A novel nicotinic mechanism underlies β-amyloid-induced neurotoxicity

Loss of basal forebrain cholinergic neurons (BFCN) correlates with cognitive deficits in Alzheimer disease (AD). Our recent evidence suggests that chronic exposure to Aβ up-regulated neuronal α7-nAChRs and increased neuronal excitability in cultured hippocampal neurons. However, the impact of the up-regulated α7-nAChRs on Aβ-induced neurotoxicity remains unclear. In this study, we investigated the role of α7-nAChRs in the mediation of Aβ-induced neurotoxicity. The effects of Aβ exposure on α7-nAChRs and cytotoxicity were examined using whole-cell patch clamp recordings, atomic force microscope (AFM) imaging, immunoprecipitation, and lactate dehydrogenase (LDH) release assay in primary cultured hippocampal neurons as well as differentiated human neuroblastoma (SH-SY5Y) cells with cholinergic characteristics.

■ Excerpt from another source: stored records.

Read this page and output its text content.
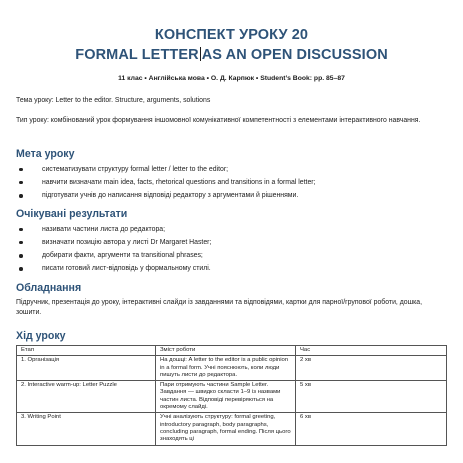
КОНСПЕКТ УРОКУ 20
FORMAL LETTER AS AN OPEN DISCUSSION
11 клас • Англійська мова • О. Д. Карпюк • Student’s Book: pp. 85–87
Тема уроку: Letter to the editor. Structure, arguments, solutions
Тип уроку: комбінований урок формування іншомовної комунікативної компетентності з елементами інтерактивного навчання.
Мета уроку
систематизувати структуру formal letter / letter to the editor;
навчити визначати main idea, facts, rhetorical questions and transitions in a formal letter;
підготувати учнів до написання відповіді редактору з аргументами й рішеннями.
Очікувані результати
називати частини листа до редактора;
визначати позицію автора у листі Dr Margaret Haster;
добирати факти, аргументи та transitional phrases;
писати готовий лист-відповідь у формальному стилі.
Обладнання
Підручник, презентація до уроку, інтерактивні слайди із завданнями та відповідями, картки для парної/групової роботи, дошка, зошити.
Хід уроку
Етап	Зміст роботи	Час
1. Організація	На дошці: A letter to the editor is a public opinion in a formal form. Учні пояснюють, коли люди пишуть листи до редактора.	2 хв
2. Interactive warm-up: Letter Puzzle	Пари отримують частини Sample Letter. Завдання — швидко скласти 1–9 із назвами частин листа. Відповіді перевіряються на окремому слайді.	5 хв
3. Writing Point	Учні аналізують структуру: formal greeting, introductory paragraph, body paragraphs, concluding paragraph, formal ending. Після цього знаходять ці	6 хв
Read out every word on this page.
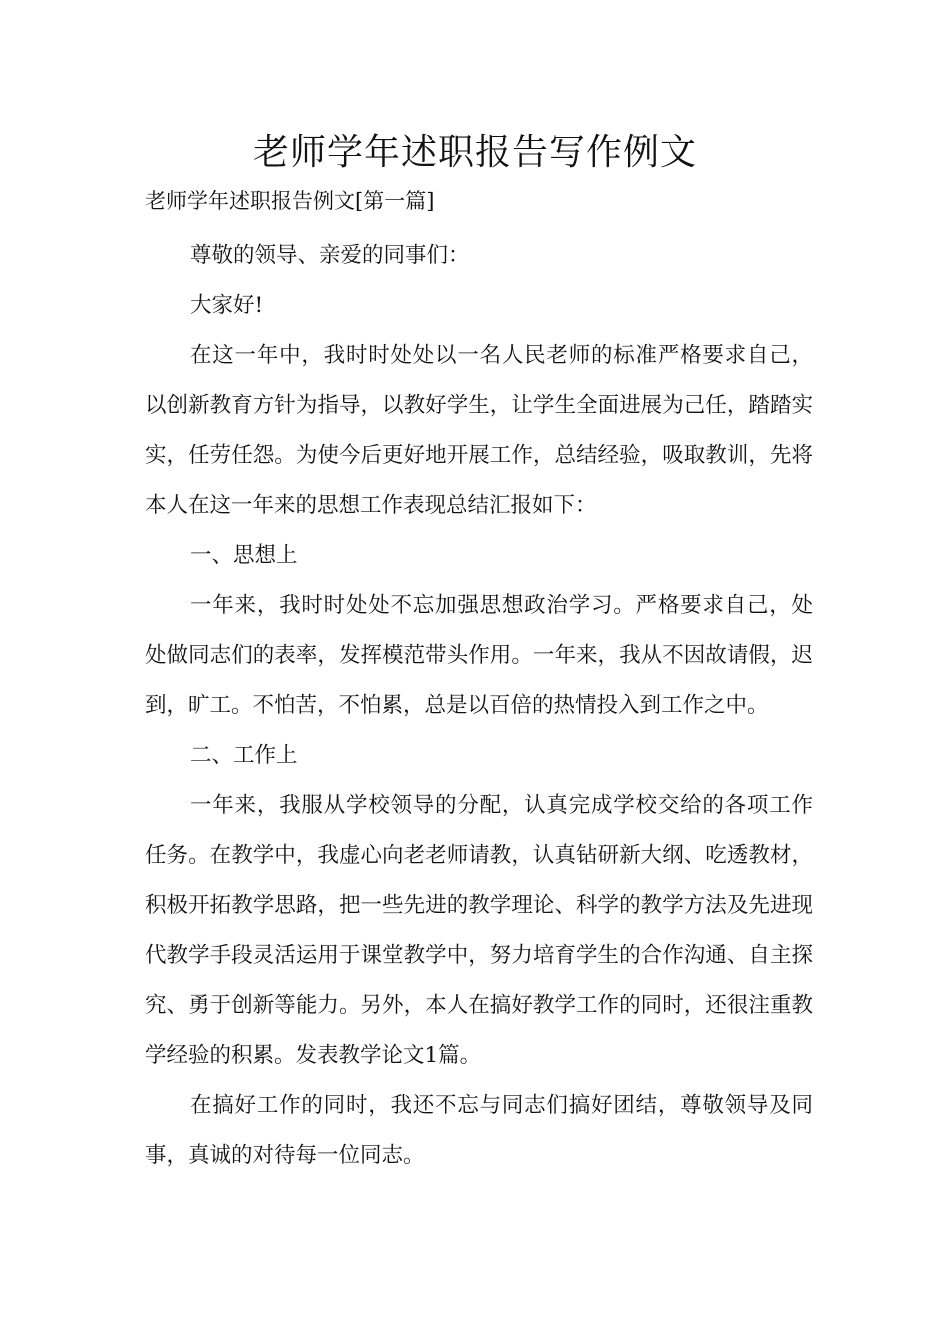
老师学年述职报告写作例文

老师学年述职报告例文[第一篇]

尊敬的领导、亲爱的同事们：

大家好!

在这一年中，我时时处处以一名人民老师的标准严格要求自己，以创新教育方针为指导，以教好学生，让学生全面进展为己任，踏踏实实，任劳任怨。为使今后更好地开展工作，总结经验，吸取教训，先将本人在这一年来的思想工作表现总结汇报如下：

一、思想上

一年来，我时时处处不忘加强思想政治学习。严格要求自己，处处做同志们的表率，发挥模范带头作用。一年来，我从不因故请假，迟到，旷工。不怕苦，不怕累，总是以百倍的热情投入到工作之中。

二、工作上

一年来，我服从学校领导的分配，认真完成学校交给的各项工作任务。在教学中，我虚心向老老师请教，认真钻研新大纲、吃透教材，积极开拓教学思路，把一些先进的教学理论、科学的教学方法及先进现代教学手段灵活运用于课堂教学中，努力培育学生的合作沟通、自主探究、勇于创新等能力。另外，本人在搞好教学工作的同时，还很注重教学经验的积累。发表教学论文1篇。

在搞好工作的同时，我还不忘与同志们搞好团结，尊敬领导及同事，真诚的对待每一位同志。
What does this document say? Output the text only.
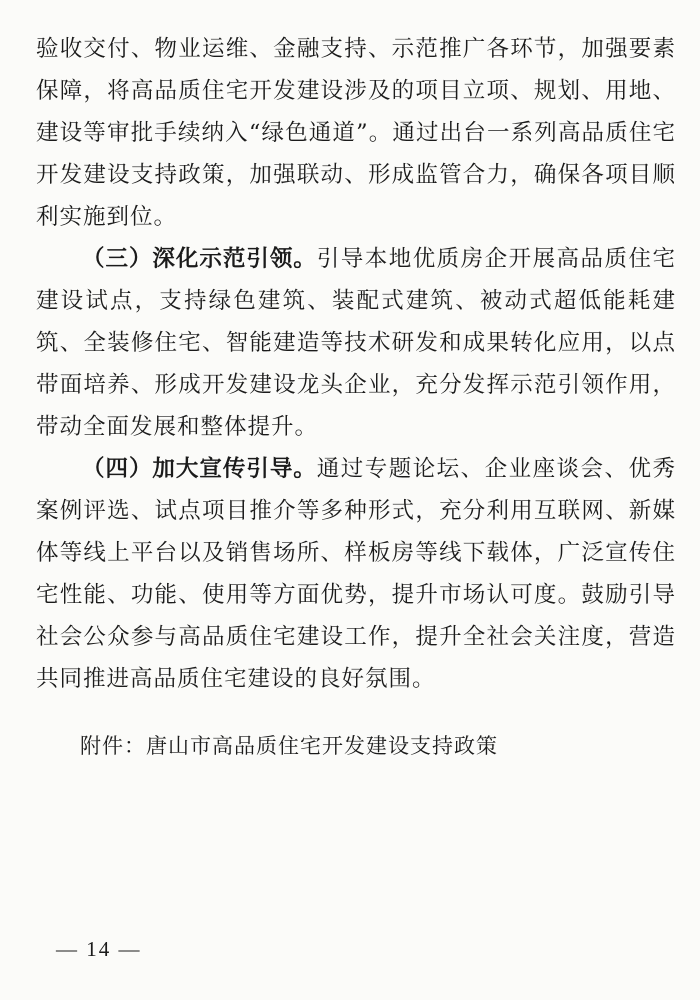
验收交付、物业运维、金融支持、示范推广各环节，加强要素保障，将高品质住宅开发建设涉及的项目立项、规划、用地、建设等审批手续纳入“绿色通道”。通过出台一系列高品质住宅开发建设支持政策，加强联动、形成监管合力，确保各项目顺利实施到位。

（三）深化示范引领。引导本地优质房企开展高品质住宅建设试点，支持绿色建筑、装配式建筑、被动式超低能耗建筑、全装修住宅、智能建造等技术研发和成果转化应用，以点带面培养、形成开发建设龙头企业，充分发挥示范引领作用，带动全面发展和整体提升。

（四）加大宣传引导。通过专题论坛、企业座谈会、优秀案例评选、试点项目推介等多种形式，充分利用互联网、新媒体等线上平台以及销售场所、样板房等线下载体，广泛宣传住宅性能、功能、使用等方面优势，提升市场认可度。鼓励引导社会公众参与高品质住宅建设工作，提升全社会关注度，营造共同推进高品质住宅建设的良好氛围。

附件：唐山市高品质住宅开发建设支持政策

— 14 —
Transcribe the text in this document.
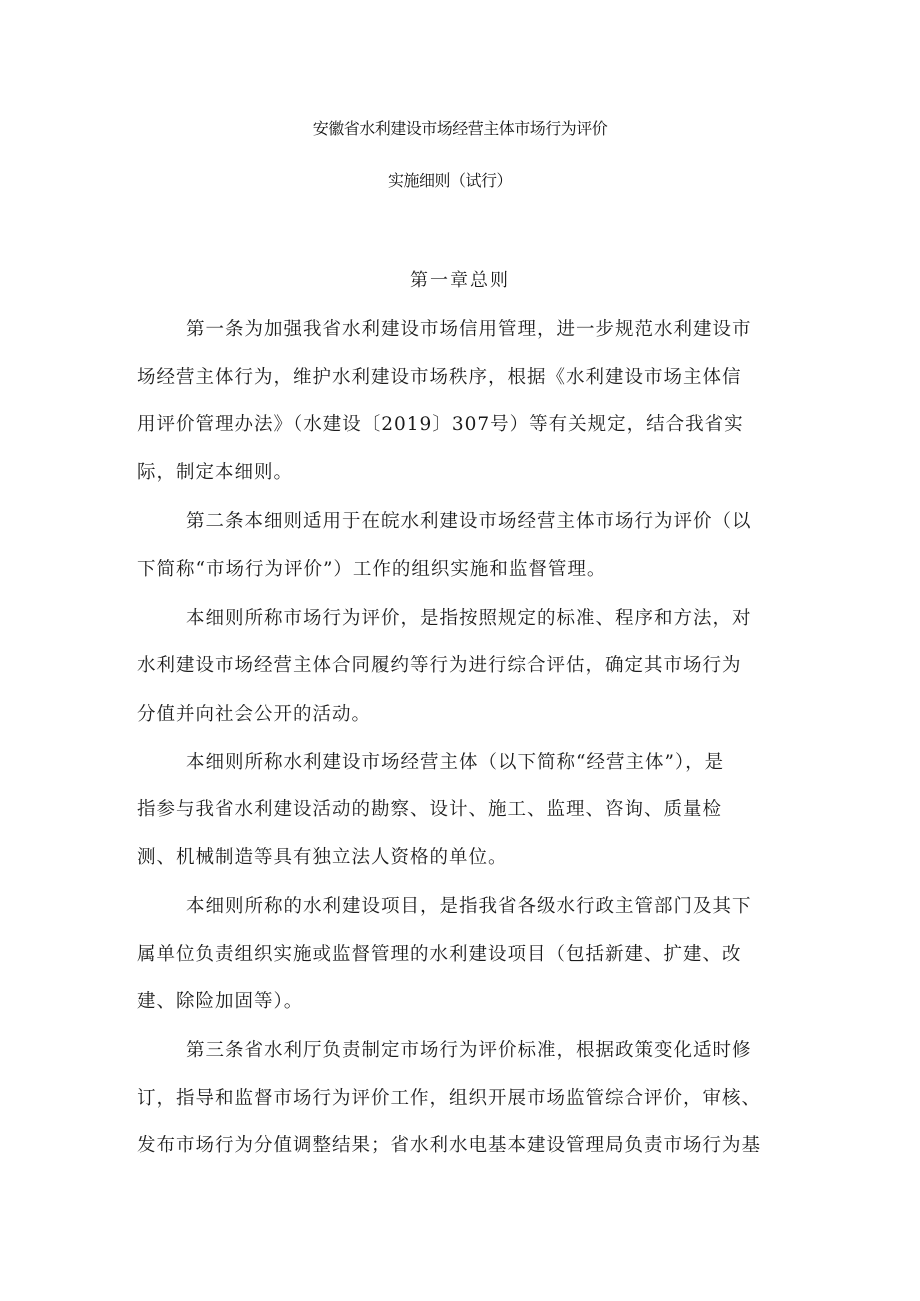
安徽省水利建设市场经营主体市场行为评价
实施细则（试行）
第一章总则
第一条为加强我省水利建设市场信用管理，进一步规范水利建设市
场经营主体行为，维护水利建设市场秩序，根据《水利建设市场主体信
用评价管理办法》（水建设〔2019〕307号）等有关规定，结合我省实
际，制定本细则。
第二条本细则适用于在皖水利建设市场经营主体市场行为评价（以
下简称“市场行为评价”）工作的组织实施和监督管理。
本细则所称市场行为评价，是指按照规定的标准、程序和方法，对
水利建设市场经营主体合同履约等行为进行综合评估，确定其市场行为
分值并向社会公开的活动。
本细则所称水利建设市场经营主体（以下简称“经营主体”），是
指参与我省水利建设活动的勘察、设计、施工、监理、咨询、质量检
测、机械制造等具有独立法人资格的单位。
本细则所称的水利建设项目，是指我省各级水行政主管部门及其下
属单位负责组织实施或监督管理的水利建设项目（包括新建、扩建、改
建、除险加固等）。
第三条省水利厅负责制定市场行为评价标准，根据政策变化适时修
订，指导和监督市场行为评价工作，组织开展市场监管综合评价，审核、
发布市场行为分值调整结果；省水利水电基本建设管理局负责市场行为基
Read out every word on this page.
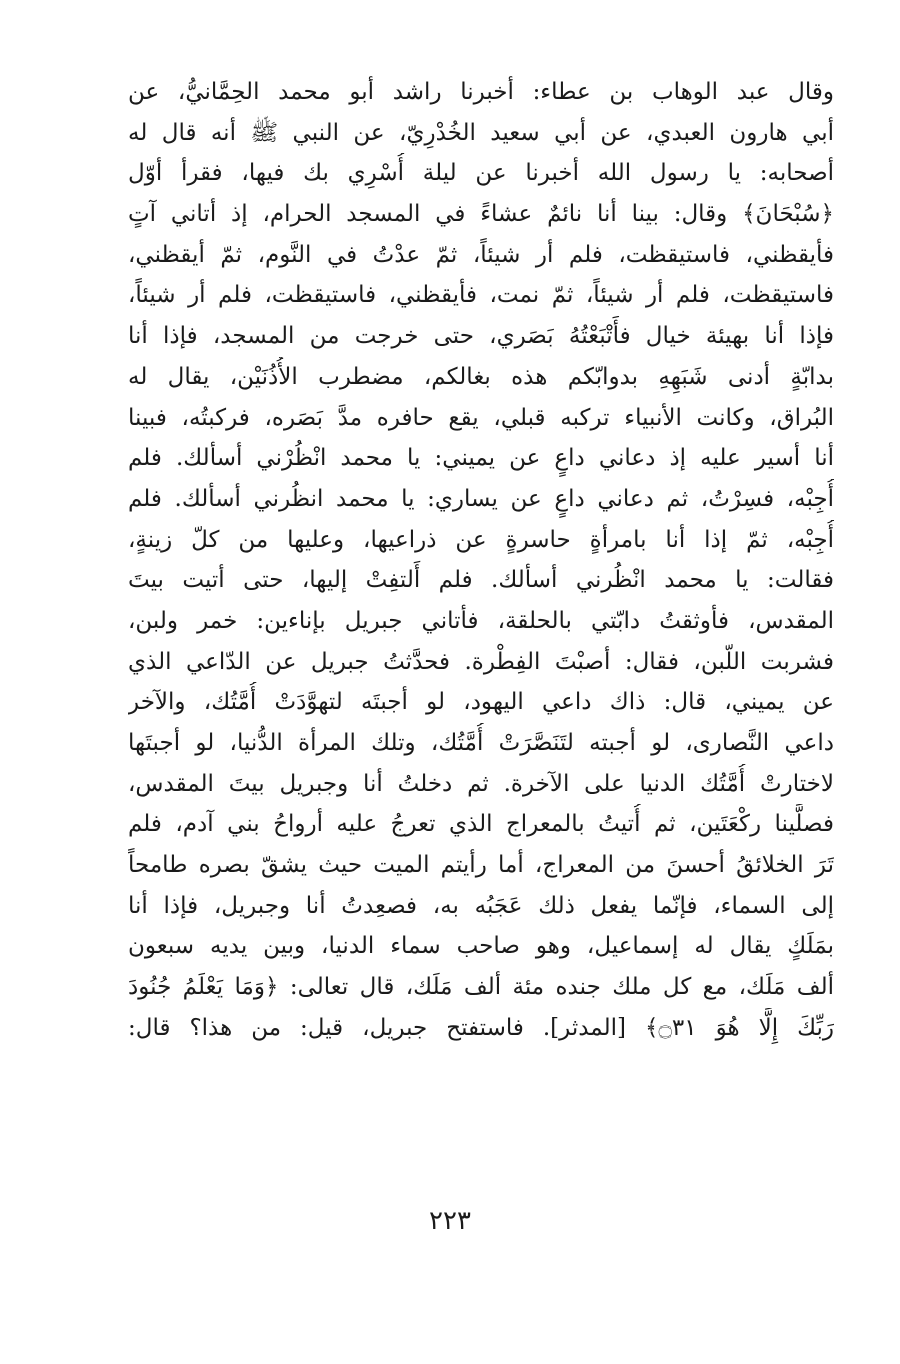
وقال عبد الوهاب بن عطاء: أخبرنا راشد أبو محمد الحِمَّانيُّ، عن
أبي هارون العبدي، عن أبي سعيد الخُدْرِيّ، عن النبي ﷺ أنه قال له
أصحابه: يا رسول الله أخبرنا عن ليلة أُسْرِي بك فيها، فقرأ أوّل
﴿سُبْحَانَ﴾ وقال: بينا أنا نائمٌ عشاءً في المسجد الحرام، إذ أتاني آتٍ
فأيقظني، فاستيقظت، فلم أر شيئاً، ثمّ عدْتُ في النَّوم، ثمّ أيقظني،
فاستيقظت، فلم أر شيئاً، ثمّ نمت، فأيقظني، فاستيقظت، فلم أر شيئاً،
فإذا أنا بهيئة خيال فأَتْبَعْتُهُ بَصَري، حتى خرجت من المسجد، فإذا أنا
بدابّةٍ أدنى شَبَهِهِ بدوابّكم هذه بغالكم، مضطرب الأُذُنَيْن، يقال له
البُراق، وكانت الأنبياء تركبه قبلي، يقع حافره مدَّ بَصَره، فركبتُه، فبينا
أنا أسير عليه إذ دعاني داعٍ عن يميني: يا محمد انْظُرْني أسألك. فلم
أُجِبْه، فسِرْتُ، ثم دعاني داعٍ عن يساري: يا محمد انظُرني أسألك. فلم
أُجِبْه، ثمّ إذا أنا بامرأةٍ حاسرةٍ عن ذراعيها، وعليها من كلّ زينةٍ،
فقالت: يا محمد انْظُرني أسألك. فلم أَلتفِتْ إليها، حتى أتيت بيتَ
المقدس، فأوثقتُ دابّتي بالحلقة، فأتاني جبريل بإناءين: خمر ولبن،
فشربت اللّبن، فقال: أصبْتَ الفِطْرة. فحدَّثتُ جبريل عن الدّاعي الذي
عن يميني، قال: ذاك داعي اليهود، لو أجبتَه لتهوَّدَتْ أُمَّتُك، والآخر
داعي النَّصارى، لو أجبته لتَنَصَّرَتْ أُمَّتُك، وتلك المرأة الدُّنيا، لو أجبتَها
لاختارتْ أُمَّتُك الدنيا على الآخرة. ثم دخلتُ أنا وجبريل بيتَ المقدس،
فصلَّينا ركْعَتَين، ثم أُتيتُ بالمعراج الذي تعرجُ عليه أرواحُ بني آدم، فلم
تَرَ الخلائقُ أحسنَ من المعراج، أما رأيتم الميت حيث يشقّ بصره طامحاً
إلى السماء، فإنّما يفعل ذلك عَجَبُه به، فصعِدتُ أنا وجبريل، فإذا أنا
بمَلَكٍ يقال له إسماعيل، وهو صاحب سماء الدنيا، وبين يديه سبعون
ألف مَلَك، مع كل ملك جنده مئة ألف مَلَك، قال تعالى: ﴿وَمَا يَعْلَمُ جُنُودَ
رَبِّكَ إِلَّا هُوَ ۝٣١﴾ [المدثر]. فاستفتح جبريل، قيل: من هذا؟ قال:
٢٢٣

We found that α7-nAChRs are necessary for Aβ-induced neurotoxicity in hippocampal neurons because chronic Aβ significantly increased LDH level in hippocampal cultures, which was prevented by either α7-nAChR antagonist methyllycaconitine (MLA) or by α7 subunit gene deletion (cultures prepared from nAChR α7 subunit KO mice), whereas β2-containing nAChR antagonist (dihydro-β-erythroidine, DhβE) or the genetic deletion of nAChR β2 subunit (cultures prepared from β2 KO mice) failed to prevent Aβ-induced toxicity. In SH-SY5Y cells, larger aggregates of Aβ preferentially up-regulated α7-nAChR expression and function accompanied by a significant decrease in cell viability. Co-treatment MLA, but not mecamylamine (MEC), prevented Aβ exposure-induced neurotoxicity. Our results suggest a detrimental role of upregulated α7-nAChRs in the mediation of Aβ-induced neurotoxicity.